CSS Specificity Calculator
Calculate, visualize, and compare CSS selector specificity scores. See exactly which selector wins in the cascade.
About This Tool
The CSS Specificity Calculator is a free, browser-based tool that helps you understand and compare the specificity of CSS selectors. CSS specificity is the algorithm browsers use to determine which styles to apply when multiple rules target the same element. A selector with higher specificity always wins, regardless of source order, which makes understanding specificity essential for debugging layout and styling issues.
Specificity is calculated as a four-part tuple
(a, b, c, d) where a counts inline
styles, b counts ID selectors, c
counts class selectors, attribute selectors, and pseudo-classes,
and d counts element (type) selectors and
pseudo-elements. The universal selector *,
combinators (>, +, ~,
), and the :where() pseudo-class
contribute zero specificity. The :not(),
:is(), and :has() pseudo-classes take the
specificity of their most specific argument.
This tool parses your selector in real time, tokenizes it into its constituent parts, color-codes each component by specificity level (IDs in red, classes in green, elements in blue), and displays the final score. The comparison mode lets you add up to 10 selectors and instantly see which one wins, with a visual bar chart showing relative weights. This is invaluable when debugging CSS cascade issues or refactoring stylesheets.
The !important declaration is also detected and
flagged with a warning, since it overrides normal specificity rules
entirely. All processing happens in your browser — no data is
sent to any server, and there are no third-party scripts involved.
How to Use
- Type a CSS selector into the CSS Selector input field. The specificity is calculated in real time as you type.
- Review the color-coded breakdown below the input. Each token is labeled with its specificity level (ID, class, or element).
- Press Enter or click Add to add the selector to the comparison list.
- Add more selectors (up to 10) to compare them side by side. You can enter comma-separated selectors to add multiple at once.

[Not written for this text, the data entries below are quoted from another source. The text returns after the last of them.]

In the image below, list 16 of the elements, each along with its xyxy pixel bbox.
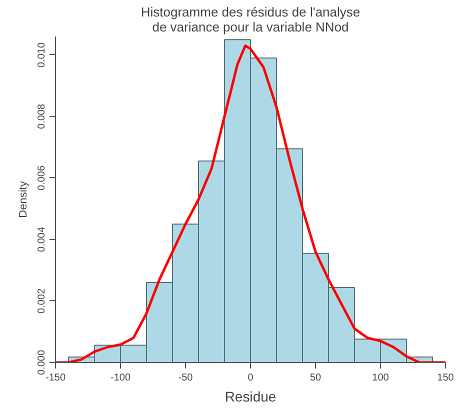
y-tick-label: 0.004 xyxy=(36,226,48,252)
y-tick-label: 0.010 xyxy=(36,42,48,68)
y-tick-label: 0.006 xyxy=(36,165,48,190)
x-tick-label: -150 xyxy=(45,372,66,384)
x-tick-label: 150 xyxy=(437,372,454,384)
x-tick-label: -100 xyxy=(110,372,131,384)
x-axis-title: Residue xyxy=(224,388,276,404)
y-tick-label: 0.008 xyxy=(36,104,48,129)
x-tick-label: 50 xyxy=(310,372,322,384)
x-tick-label: 100 xyxy=(372,372,390,384)
x-tick-label: 0 xyxy=(248,372,254,384)
chart-title: Histogramme des résidus de l'analyse de variance pour la variable NNod xyxy=(140,4,360,34)
y-axis-title: Density xyxy=(18,180,30,218)
y-tick-label: 0.000 xyxy=(36,350,48,376)
x-tick-label: -50 xyxy=(178,372,194,384)
y-tick-label: 0.002 xyxy=(36,288,48,314)
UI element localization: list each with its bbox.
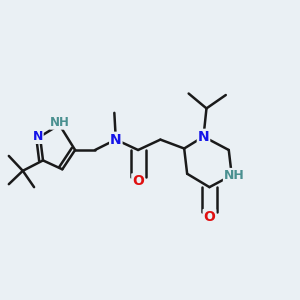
Text: NH: NH [50,116,70,129]
Text: N: N [110,133,122,147]
Text: NH: NH [224,169,244,182]
Text: O: O [132,174,144,188]
Text: O: O [203,210,215,224]
Text: N: N [198,130,209,144]
Text: N: N [32,130,43,143]
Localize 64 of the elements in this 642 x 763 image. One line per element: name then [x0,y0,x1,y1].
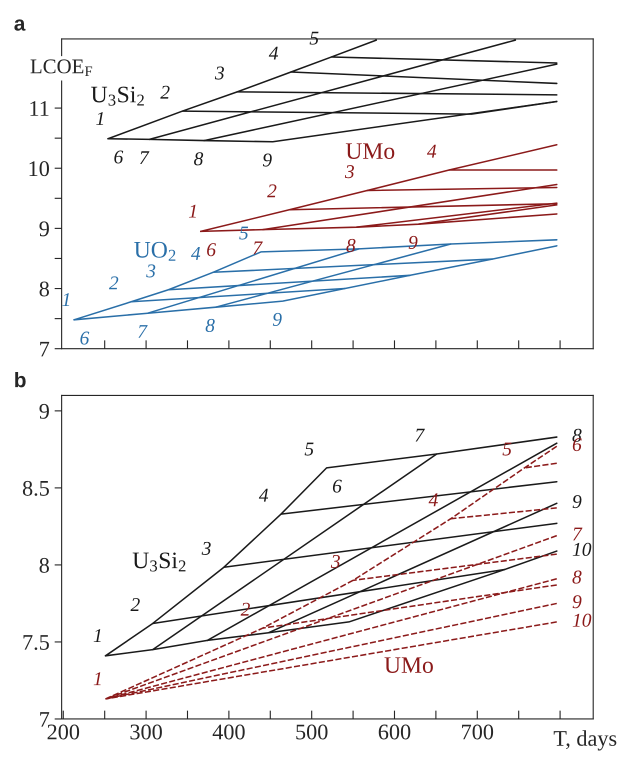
annotation: 2 [108,276,118,290]
annotation: 2 [160,86,170,99]
x-tick-label: 400 [212,724,245,740]
annotation: 1 [96,112,104,125]
y-tick-label: 11 [30,101,48,116]
y-tick-label: 8 [40,281,49,296]
y-axis-title: LCOE$_{F}$ [30,59,92,76]
annotation: 9 [572,595,582,608]
x-tick-label: 200 [48,724,80,740]
annotation: 8 [206,318,215,332]
annotation: 6 [207,243,216,256]
annotation: 7 [573,528,582,540]
annotation: 7 [254,241,263,254]
x-axis-title: T, days [554,730,616,751]
annotation: 9 [272,312,282,326]
annotation: 6 [80,332,90,345]
annotation: 4 [190,247,200,260]
y-tick-label: 9 [39,404,49,419]
annotation: 6 [114,150,124,164]
annotation: 6 [332,480,342,493]
x-tick-label: 300 [130,724,162,740]
y-tick-label: 8.5 [22,480,49,496]
annotation: 4 [428,493,438,506]
y-tick-label: 9 [39,221,49,236]
y-tick-label: 8 [40,558,49,573]
chart-title: a [14,19,26,31]
annotation: 8 [572,570,582,584]
x-tick-label: 500 [296,724,328,740]
text: UMo [384,657,433,674]
annotation: 3 [344,165,354,178]
series-label: UO$_{2}$ [134,242,176,261]
x-tick-label: 700 [462,724,494,740]
annotation: 2 [130,598,140,611]
series-label: U$_{3}$Si$_{2}$ [132,552,186,572]
annotation: 3 [146,264,156,278]
y-tick-label: 7.5 [24,635,49,650]
chart-title: b [15,372,26,388]
annotation: 1 [188,204,196,218]
annotation: 9 [262,154,272,167]
annotation: 7 [416,428,425,442]
x-tick-label: 600 [378,724,410,740]
annotation: 2 [267,184,276,198]
annotation: 1 [94,629,101,642]
annotation: 9 [572,495,582,508]
annotation: 8 [194,152,204,166]
annotation: 3 [214,66,224,80]
annotation: 3 [202,542,211,555]
annotation: 4 [426,144,436,158]
annotation: 5 [502,442,512,456]
annotation: 10 [572,614,592,627]
y-tick-label: 7 [40,342,50,356]
annotation: 5 [304,442,314,456]
annotation: 1 [94,672,101,686]
series-label: UMo [346,143,394,160]
annotation: 10 [572,542,592,556]
annotation: 3 [330,554,340,568]
annotation: 4 [258,488,268,502]
annotation: 7 [140,151,150,164]
annotation: 1 [62,293,70,306]
annotation: 7 [138,325,148,338]
y-tick-label: 7 [40,712,50,727]
y-tick-label: 10 [30,161,49,176]
legend-label: U$_{3}$Si$_{2}$ [91,86,144,106]
annotation: 4 [268,46,278,60]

- Use the Preset Examples buttons to load common selector comparisons and see how specificity works in practice.
- The comparison list is automatically sorted from highest to lowest specificity. The winning selector is highlighted with a trophy icon and a gold border.
- Click Copy All (or press Ctrl+Shift+C) to copy all results to your clipboard, or Clear to start over.
FAQ
What is CSS specificity?
CSS specificity is the set of rules a browser uses to decide which CSS property values are applied to an element when multiple conflicting rules match. Each selector is assigned a specificity weight, and the rule with the highest weight wins. Specificity is expressed as a tuple (a, b, c, d) where a = inline styles, b = IDs, c = classes/attributes/pseudo-classes, and d = elements/pseudo-elements.
How does !important affect specificity?
The !important declaration does not change a selector's specificity score. Instead, it creates a separate layer in the cascade that takes priority over all normal declarations. If two rules both use !important, specificity is then used to break the tie between them. Overusing !important is considered bad practice because it makes styles harder to override and maintain.
What specificity does :not(), :is(), and :has() have?
The :not(), :is(), and :has() pseudo-classes themselves contribute zero specificity. However, their specificity is determined by the most specific selector in their argument list. For example, :is(#id, .class) has the same specificity as #id (0, 1, 0, 0) because #id is the most specific argument.
What is the specificity of :where()?
The :where() pseudo-class always has zero specificity, regardless of its arguments. This makes it useful for writing base styles that can be easily overridden. For instance, :where(#id) has a specificity of (0, 0, 0, 0), while :is(#id) has a specificity of (0, 1, 0, 0).
Do combinators affect specificity?
No. Combinators such as the descendant combinator (space), child combinator (>), adjacent sibling combinator (+), and general sibling combinator (~) do not contribute to specificity. Only the simple selectors they connect matter. Similarly, the universal selector * has zero specificity.
What happens when two selectors have equal specificity?
When two selectors have identical specificity, the cascade uses source order as the tiebreaker: the rule that appears last in the stylesheet wins. This is why the order of your CSS rules matters, and why you might see unexpected behavior if you reorder your imports or move rules between files.
Is my data sent to a server?
No. The CSS Specificity Calculator runs entirely in your browser. Selectors are parsed and scored locally using JavaScript. There are no server requests, no data collection, and no third-party scripts. Your selectors never leave your device.